O presidente da Codesp também comentou sobre a necessidade de cobrar resultados de sua equipe. E, se a situação exigir, não descarta ter de demitir profissionais.

A Companhia Docas do Estado de São Paulo (CODESP), estatal que administra o Porto de Santos, realizará um novo concurso público ainda neste ano. O processo vai selecionar profissionais para diversas áreas.
A mediada foi confirmada pelo diretor-presidente da Codesp, Alex Oliva, durante palestra de alunos da Universidade Católica de Santos (Unisantos) na noite da última terça-feira (26). Ele já havia citado os planos para realizar o processo seletivo em entrevista a A Tribuna em fevereiro passado.
Segundo o executivo portuário, o concurso integra sua estratégia de “oxigenar” os recursos humanos da empresa e implantar um novo estilo de gestão, marcado pela cobrança de resultados.
“O Porto de Santos é maior do que muitas das cidades brasileiras afora.
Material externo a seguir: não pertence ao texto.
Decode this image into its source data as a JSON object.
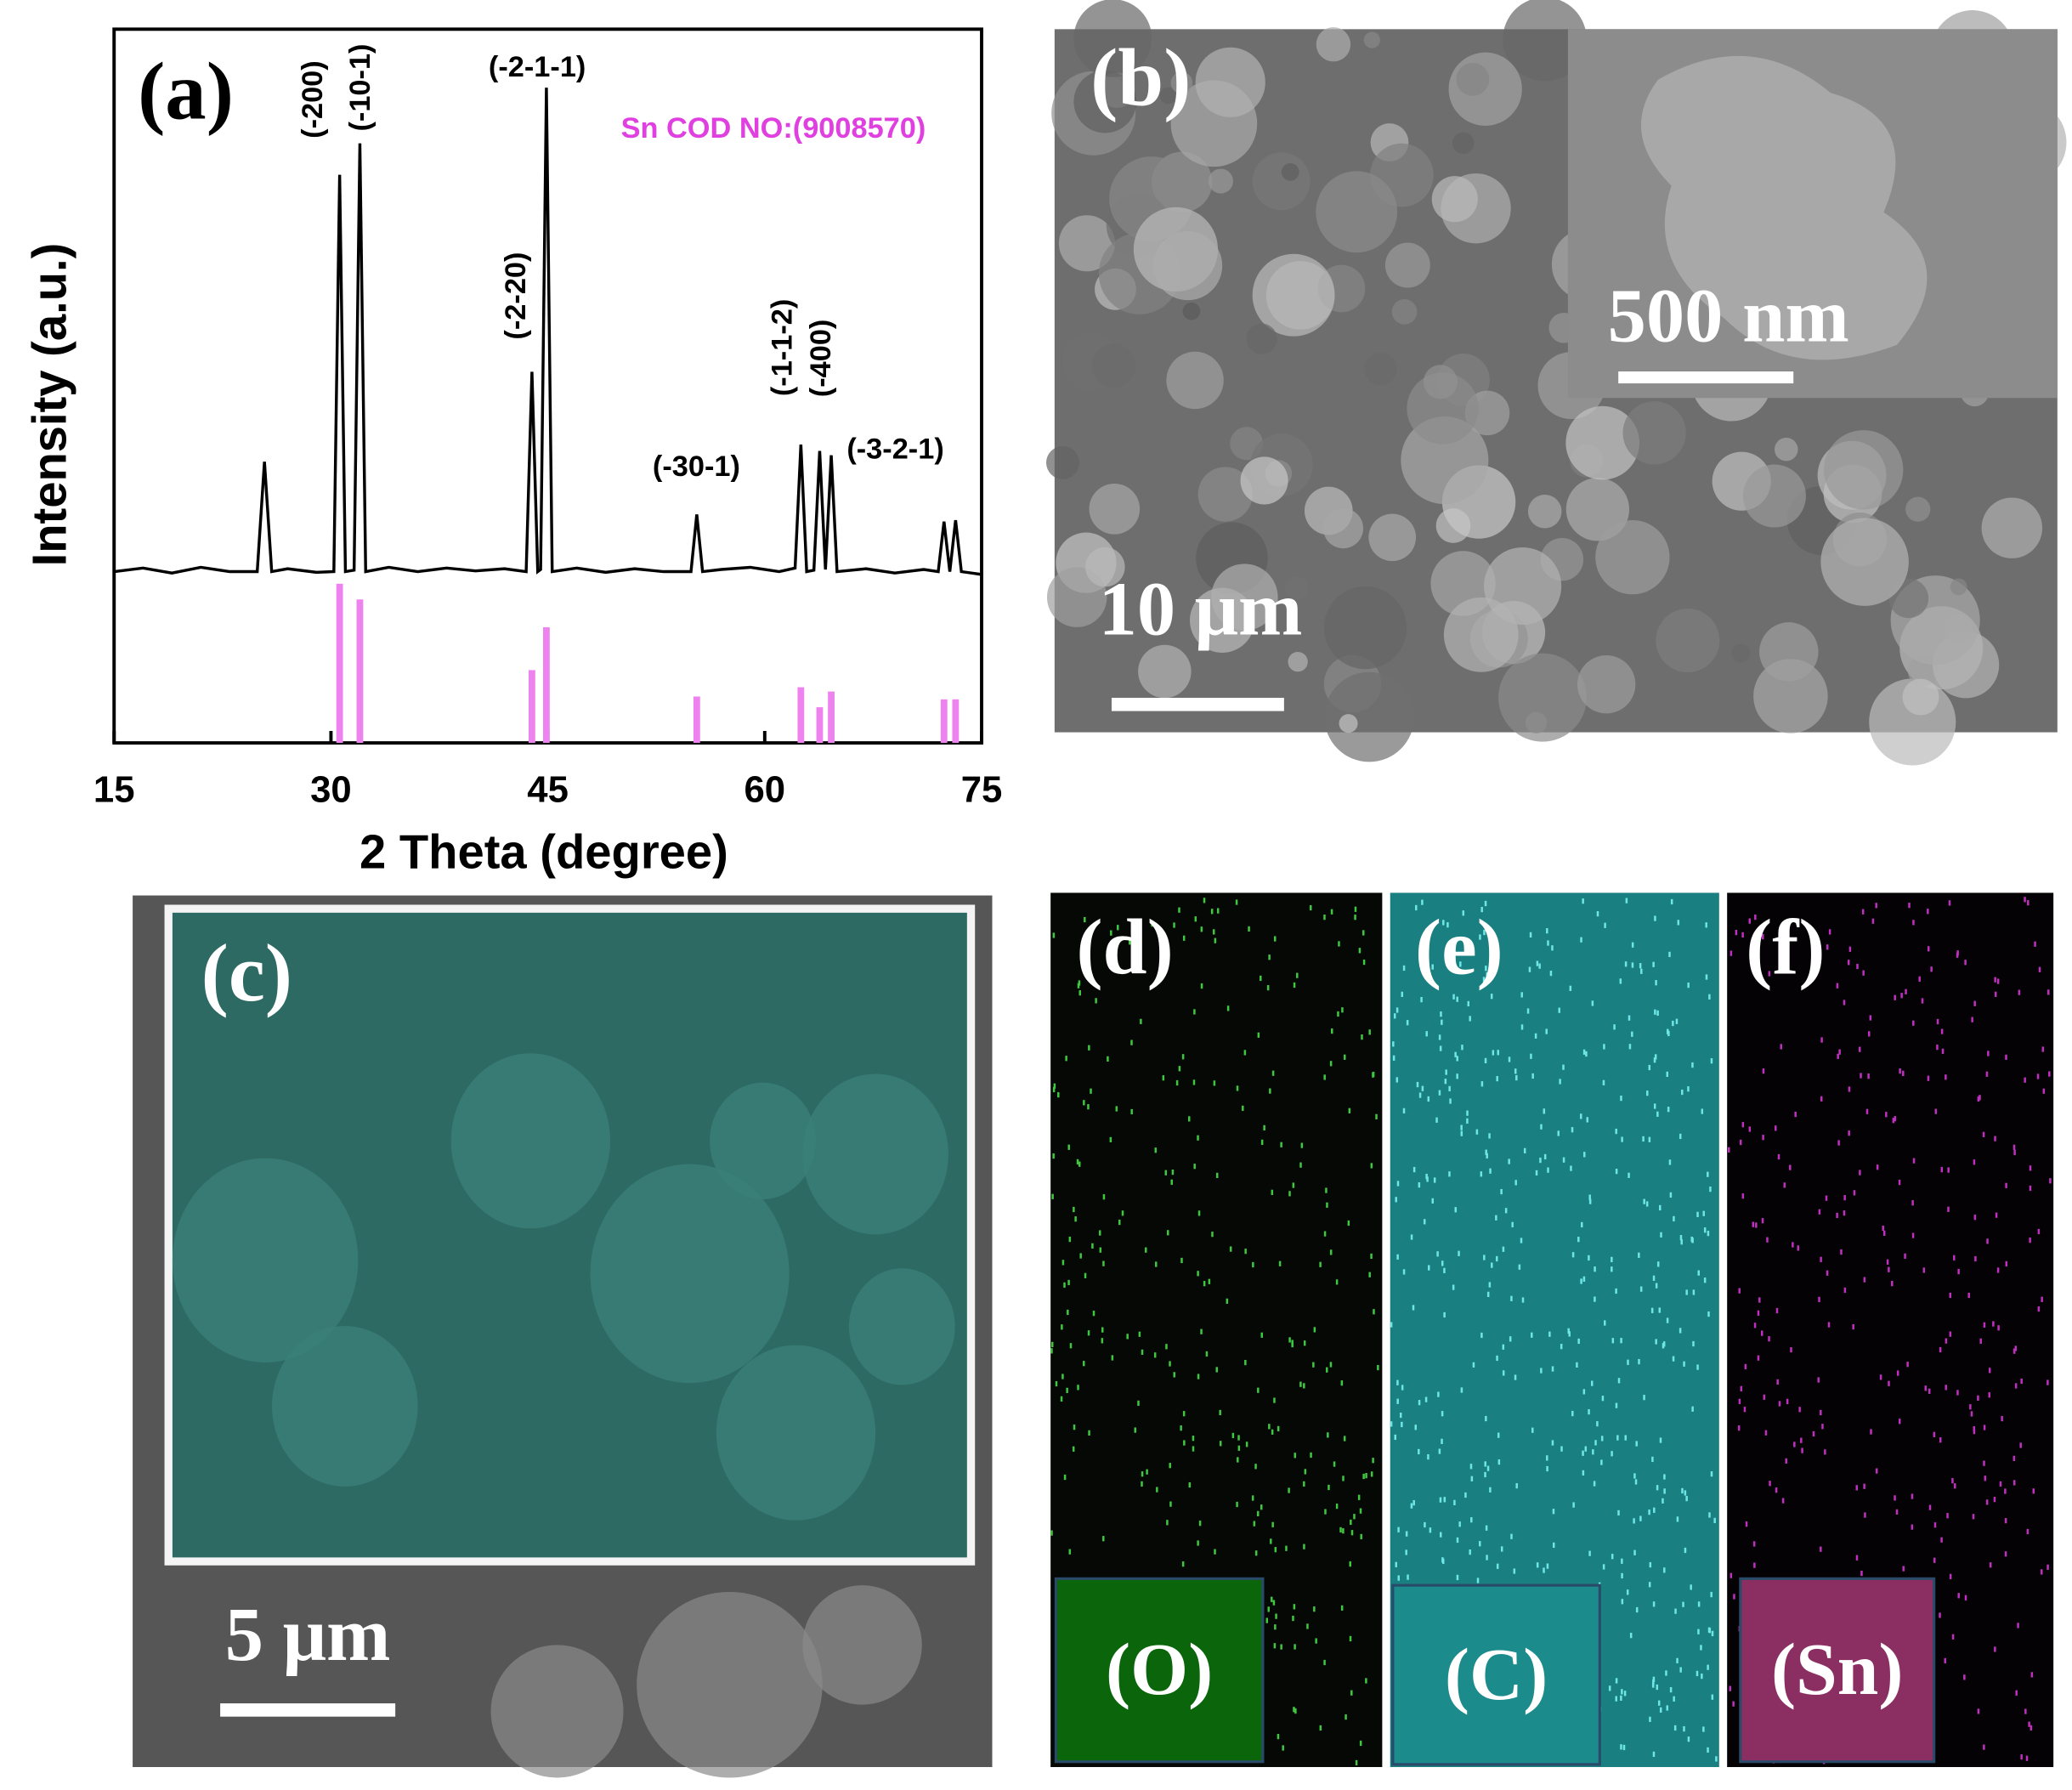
{
  "chart_data": {
    "type": "line",
    "panel_label": "(a)",
    "x_label": "2 Theta (degree)",
    "y_label": "Intensity (a.u.)",
    "xlim": [
      15,
      75
    ],
    "xticks": [
      15,
      30,
      45,
      60,
      75
    ],
    "ylim": [
      0,
      100
    ],
    "annotations": [
      "(-200)",
      "(-10-1)",
      "(-2-1-1)",
      "(-2-20)",
      "(-30-1)",
      "(-1-1-2)",
      "(-400)",
      "(-3-2-1)"
    ],
    "series": [
      {
        "type": "line",
        "color": "#000000",
        "x": [
          15,
          17,
          19,
          21,
          23,
          24.9,
          25.4,
          25.9,
          27,
          29,
          30.2,
          30.6,
          31.0,
          31.6,
          32.0,
          32.4,
          34,
          36,
          38,
          40,
          42,
          43.5,
          43.9,
          44.3,
          44.5,
          44.9,
          45.3,
          47,
          49,
          51,
          53,
          54.9,
          55.3,
          55.7,
          57,
          59,
          61,
          62.1,
          62.5,
          62.9,
          63.4,
          63.8,
          64.2,
          64.6,
          65.0,
          67,
          69,
          71,
          72.0,
          72.4,
          72.8,
          73.2,
          73.6,
          75
        ],
        "values": [
          24,
          24.5,
          23.8,
          24.6,
          24,
          24,
          39.4,
          24,
          24.4,
          23.9,
          24,
          79.6,
          24,
          24.2,
          84,
          24,
          24.6,
          24,
          24.5,
          24.1,
          24.4,
          24,
          52,
          24,
          24.3,
          91.8,
          24,
          24.5,
          23.9,
          24.4,
          24,
          24,
          32,
          24,
          24.3,
          24.6,
          24,
          24.5,
          41.8,
          24,
          24.2,
          40.9,
          24.3,
          40.3,
          24,
          24.4,
          23.8,
          24.3,
          24,
          31,
          24,
          31.2,
          24,
          23.6
        ]
      },
      {
        "type": "stem",
        "name": "Sn COD NO:(9008570)",
        "color": "#ee82ee",
        "x": [
          30.6,
          32.0,
          43.9,
          44.9,
          55.3,
          62.5,
          63.8,
          64.6,
          72.4,
          73.2
        ],
        "values": [
          22.3,
          20.1,
          10.2,
          16.2,
          6.5,
          7.8,
          5.0,
          7.2,
          6.1,
          6.1
        ]
      }
    ]
  },
  "panels": {
    "b": {
      "label": "(b)",
      "scale_bar": "10 μm",
      "inset_scale_bar": "500 nm"
    },
    "c": {
      "label": "(c)",
      "scale_bar": "5 μm"
    },
    "d": {
      "label": "(d)",
      "element": "(O)"
    },
    "e": {
      "label": "(e)",
      "element": "(C)"
    },
    "f": {
      "label": "(f)",
      "element": "(Sn)"
    }
  }
}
Então, temos um grande desafio. A oportunidade está aí. O Brasil precisa que nós possamos desempenhar bem as nossas funções”, destacou o executivo.
O número de vagas a serem preenchidas pelo concurso ainda não foi divulgado. O que se sabe, por enquanto, é que as contratações serão para os setores de Engenharia, Operações Logísticas e Relações com o Mercado e a Comunidade, além de Administração e Finanças da empresa.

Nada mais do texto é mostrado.